Incluso si la hipótesis fuera cierta, la clave es:
¿Quién lo arranca?

  • Si otros te obligan a arrancarte el pelo,
  • tus derechos individuales son violados,
  • ¿qué legitimidad tiene ese “beneficio para el mundo”?

3. La preocupación por los límites

Hoy, arrancar un pelo puede parecer insignificante,
pero una vez que se sienta el precedente:

  • ¿La próxima vez no pedirán un trozo de carne?
  • ¿Y la siguiente, no pedirán la vida?

Desde el punto de vista de Yang Zhu:
No es una cuestión de un pelo, sino una cuestión de los límites de los derechos individuales.


IV. El núcleo del pensamiento de Yang Zhu: los límites entre el individuo y la comunidad

Lo que realmente le preocupaba a Yang Zhu no era la autoprotección indiferente, sino:

los “límites entre el individuo y la comunidad”

  • Que nadie sacrifique ni un ápice = no invadirse mutuamente
  • Que nadie busque beneficiar al mundo = no saquear a otros en nombre de una “gran causa”

Él nos recuerda:

La razón por la que el mundo está en caos
es precisamente porque la gente compite por “beneficiar al mundo”,
cuando en realidad lo perjudican, sirviendo a los intereses privados de unos pocos.

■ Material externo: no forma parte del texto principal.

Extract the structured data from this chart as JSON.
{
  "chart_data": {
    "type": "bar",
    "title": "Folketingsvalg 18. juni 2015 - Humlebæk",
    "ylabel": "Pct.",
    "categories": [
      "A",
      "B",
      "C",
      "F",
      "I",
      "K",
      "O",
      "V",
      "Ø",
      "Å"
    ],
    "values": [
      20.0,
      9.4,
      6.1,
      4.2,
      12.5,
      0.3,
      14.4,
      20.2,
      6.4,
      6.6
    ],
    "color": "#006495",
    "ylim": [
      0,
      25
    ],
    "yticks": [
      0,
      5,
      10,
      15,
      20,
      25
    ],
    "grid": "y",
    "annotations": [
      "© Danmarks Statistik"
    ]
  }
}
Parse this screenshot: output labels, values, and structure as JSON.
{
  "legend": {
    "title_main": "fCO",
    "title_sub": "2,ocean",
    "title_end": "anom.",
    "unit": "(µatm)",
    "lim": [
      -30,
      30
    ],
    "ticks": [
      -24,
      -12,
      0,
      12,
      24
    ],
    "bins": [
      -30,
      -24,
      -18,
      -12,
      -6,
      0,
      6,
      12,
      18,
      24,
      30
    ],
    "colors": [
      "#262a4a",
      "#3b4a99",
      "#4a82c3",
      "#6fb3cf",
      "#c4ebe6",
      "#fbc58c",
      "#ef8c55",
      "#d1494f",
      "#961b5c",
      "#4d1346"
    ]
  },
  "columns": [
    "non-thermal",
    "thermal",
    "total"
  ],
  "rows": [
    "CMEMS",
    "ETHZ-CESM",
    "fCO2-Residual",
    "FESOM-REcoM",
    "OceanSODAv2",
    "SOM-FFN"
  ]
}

En lugar de hablar en vano sobre gobernar el estado y pacificar el mundo,
es mejor empezar por hacer tres cosas:

  1. Proteger los límites individuales
  2. Respetar los derechos de los demás
  3. No coaccionar a los individuos con pretextos nobles

V. La “disputa del pelo” en la realidad

En el mundo real, este problema a menudo se manifiesta como:

  • La “gran causa” vs. el “interés privado”
  • Los objetivos colectivos vs. los derechos individuales

Pero la verdadera armonía no reside en:
sacrificar al individuo para realizar el bien del mundo

sino en:
que cada persona pueda respetar los derechos y límites de los demás.

Como dijo Yang Zhu:

“Mi cuerpo no es mío para dañarlo; las cosas que no son mías, no las poseo.”


VI. Mi elección

Por lo tanto, si tuviera que elegir—

Me mantendría firme: no arrancar ni un pelo.

Esto no es indiferencia, sino porque entiendo profundamente que:

  • El orden del mundo comienza con la protección del individuo;
  • la importancia de los derechos no puede ser socavada fácilmente por una hipótesis.

La verdadera civilización,
no es exigir que el individuo se sacrifique por un “mundo” abstracto,
sino permitir que cada persona concreta—
no tenga que ser forzada a arrancarse ese pelo.